Will mich ein Harm beschleichen,
Ich weiß wohl, was ich thu';
Ein Liedlein thu' ich streichen
Und sing' mir eins dazu.
Gleich hat der flinke Takt
Die Beine mir gepackt;
Ich muß dazu auch tanzen,
Und fort ist, was mich zwackt.
Das Lied war kaum zu Ende, so trat der Musikant aus den Bäumen hervor und stand vor Fedelint. Beide sahen sich groß an. Bruder, schrie endlich Fedelint, was hast du für einen hübschen Bart gekriegt! – Bruder, schrie der Andere halb erschrocken, was hast du für abscheuliche[205] Hörnlein! – Ach stoß dich nicht dran! sagte Fedelint wieder, ich hab' sie mir bald abgelaufen. Er schloß den verwunderten Bruder ans Herz, und nachdem sie sich fröhlich geküßt hatten, zog der Student den Fiedler ins Gras nieder, nöthigte ihn mitzuessen und erzählte ihm seine ganze Geschichte. Und wo bist du denn herumgewesen, Franz? schloß er. Da kamen nun bunte, wunderseltsame Historien zum Vorschein. Zu allerletzt war Franz an eines Königs Hof gewesen, hatte sich sterblich in die Prinzessin verliebt und ihr mit seiner Musik auch das Herz gestohlen. Sie waren nun schon ganz glücklich und hatten sich verabredet, Franz solle am folgenden Tage Visite beim alten König machen und um die Hand seiner Tochter sich bewerben; da bekam der Premier-Minister Wind davon und ließ in einer schönen Nacht Franz aufheben und mit zwei Gendarmen über die Grenze bringen. Ach! seufzte Franz und sah die zwei schönen Sardellen auf dem Brödchen, das er eben in der Hand hielt, mit feuchtem Blick an – wie soll ich sie je vergessen?
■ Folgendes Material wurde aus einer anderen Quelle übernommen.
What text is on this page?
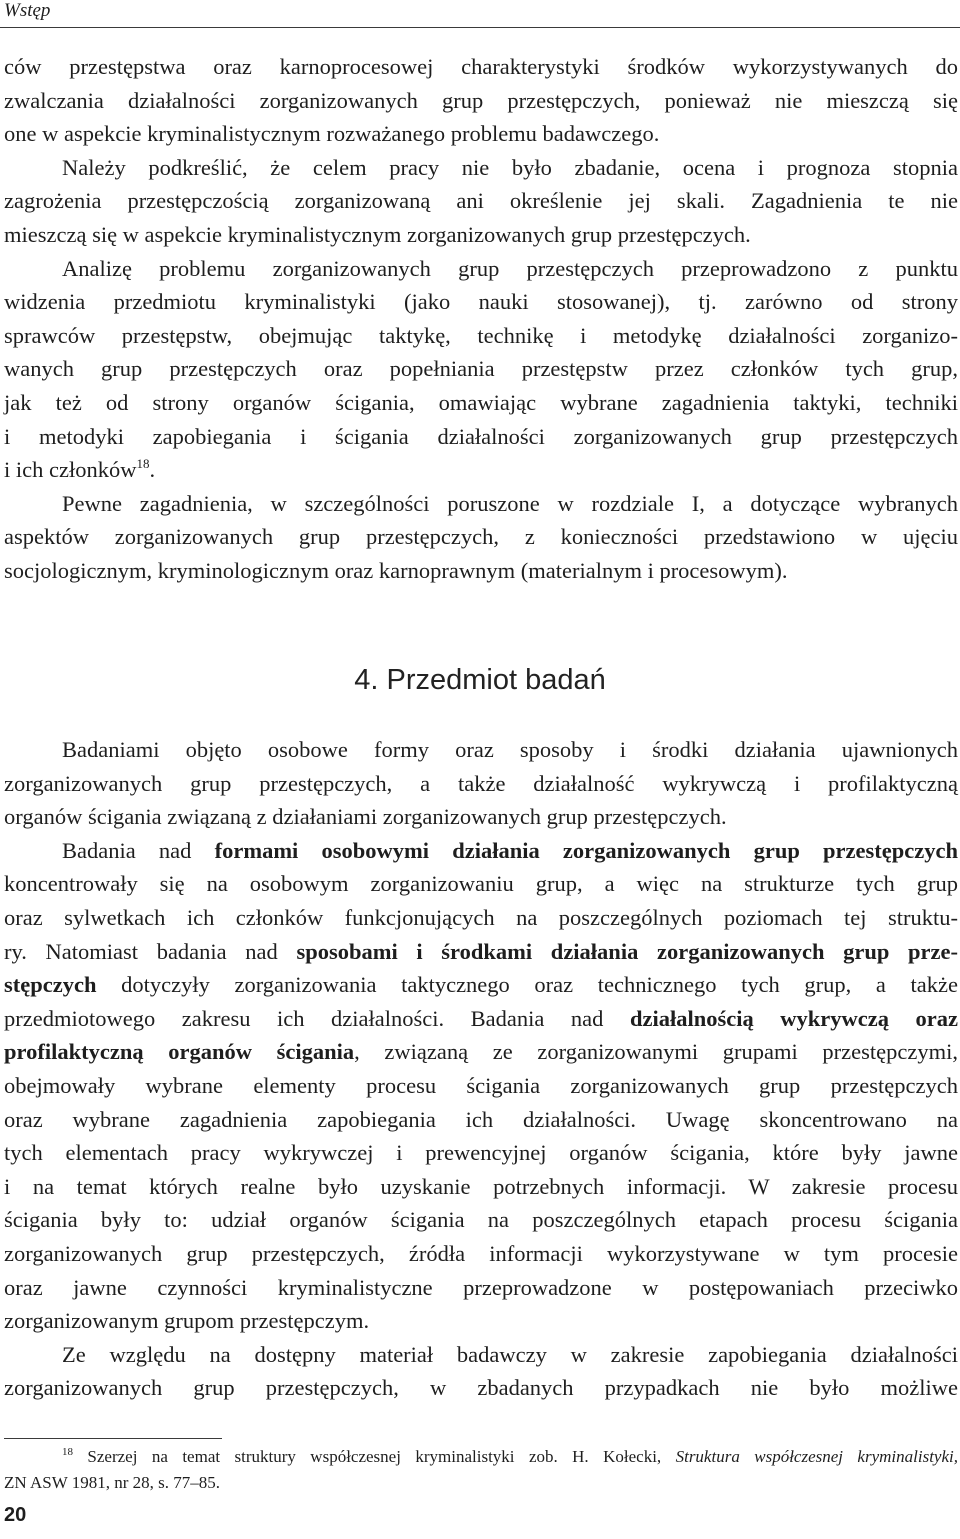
Wstęp
ców przestępstwa oraz karnoprocesowej charakterystyki środków wykorzystywanych do
zwalczania działalności zorganizowanych grup przestępczych, ponieważ nie mieszczą się
one w aspekcie kryminalistycznym rozważanego problemu badawczego.
Należy podkreślić, że celem pracy nie było zbadanie, ocena i prognoza stopnia
zagrożenia przestępczością zorganizowaną ani określenie jej skali. Zagadnienia te nie
mieszczą się w aspekcie kryminalistycznym zorganizowanych grup przestępczych.
Analizę problemu zorganizowanych grup przestępczych przeprowadzono z punktu
widzenia przedmiotu kryminalistyki (jako nauki stosowanej), tj. zarówno od strony
sprawców przestępstw, obejmując taktykę, technikę i metodykę działalności zorganizo-
wanych grup przestępczych oraz popełniania przestępstw przez członków tych grup,
jak też od strony organów ścigania, omawiając wybrane zagadnienia taktyki, techniki
i metodyki zapobiegania i ścigania działalności zorganizowanych grup przestępczych
i ich członków$^{18}$.
Pewne zagadnienia, w szczególności poruszone w rozdziale I, a dotyczące wybranych
aspektów zorganizowanych grup przestępczych, z konieczności przedstawiono w ujęciu
socjologicznym, kryminologicznym oraz karnoprawnym (materialnym i procesowym).
4. Przedmiot badań
Badaniami objęto osobowe formy oraz sposoby i środki działania ujawnionych
zorganizowanych grup przestępczych, a także działalność wykrywczą i profilaktyczną
organów ścigania związaną z działaniami zorganizowanych grup przestępczych.
Badania nad formami osobowymi działania zorganizowanych grup przestępczych
koncentrowały się na osobowym zorganizowaniu grup, a więc na strukturze tych grup
oraz sylwetkach ich członków funkcjonujących na poszczególnych poziomach tej struktu-
ry. Natomiast badania nad sposobami i środkami działania zorganizowanych grup prze-
stępczych dotyczyły zorganizowania taktycznego oraz technicznego tych grup, a także
przedmiotowego zakresu ich działalności. Badania nad działalnością wykrywczą oraz
profilaktyczną organów ścigania, związaną ze zorganizowanymi grupami przestępczymi,
obejmowały wybrane elementy procesu ścigania zorganizowanych grup przestępczych
oraz wybrane zagadnienia zapobiegania ich działalności. Uwagę skoncentrowano na
tych elementach pracy wykrywczej i prewencyjnej organów ścigania, które były jawne
i na temat których realne było uzyskanie potrzebnych informacji. W zakresie procesu
ścigania były to: udział organów ścigania na poszczególnych etapach procesu ścigania
zorganizowanych grup przestępczych, źródła informacji wykorzystywane w tym procesie
oraz jawne czynności kryminalistyczne przeprowadzone w postępowaniach przeciwko
zorganizowanym grupom przestępczym.
Ze względu na dostępny materiał badawczy w zakresie zapobiegania działalności
zorganizowanych grup przestępczych, w zbadanych przypadkach nie było możliwe
$^{18}$ Szerzej na temat struktury współczesnej kryminalistyki zob. H. Kołecki, Struktura współczesnej kryminalistyki,
ZN ASW 1981, nr 28, s. 77–85.
20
Junge, rief Fedelint, nimmermehr sollst du sie vergessen! Siehst du wohl? wenn ich Funzifudelchen und das halbe Reich habe, bist du geborner Prinz von Geblüt; da wird der Alte schon klein beigeben.
Juchhe! schrie Franz, aß geschwind die Sardellen auf, that einen prächtigen Luftsprung und fiedelte drauf los, daß es nur so jubelte, und er und Fedelint tanzten und sangen dabei:
[206]
Will mich ein Harm beschleichen,
Ich weiß wohl, was ich thu';
Ein Liedlein thu' ich streichen
Und sing' mir eins dazu.
Gleich hat der flinke Takt
Die Beine mir gepackt;
Ich muß dazu auch tanzen,
Und fort ist, was mich zwackt.
Hör' auf, Franz! schrie Fedelint, mir geht der Athem aus. – Der aber strich noch eine Weile fort; dann schloß er mit einem langen, köstlichen Triller und sagte: Hör', Fedelint, du mußt mir das Lied der Nixe vorsingen. Wenn du heut um Mitternacht die Serenade bringst, geh' ich mit und begleite dich auf der Geige; das wird sich besser machen, als wenn du mit deinem dünnen Bariton allein dich hören lässest. – Bravo! sagte Fedelint. Aber erst will ich meine Hörnlein an den Stamm da stupfen, es ist wahrhaftig schon fünf Minuten über Ein Uhr. Und damit butzte er den Kopf an die Eiche, unter der sie gespeis't hatten, daß Franz vor Lachen sich die Seiten hielt. Dann fing Fedelint an und sang Undula's Lied, und Franz strich die Fiedel dazu, und ich wollte selbst, ich wäre dabei gewesen.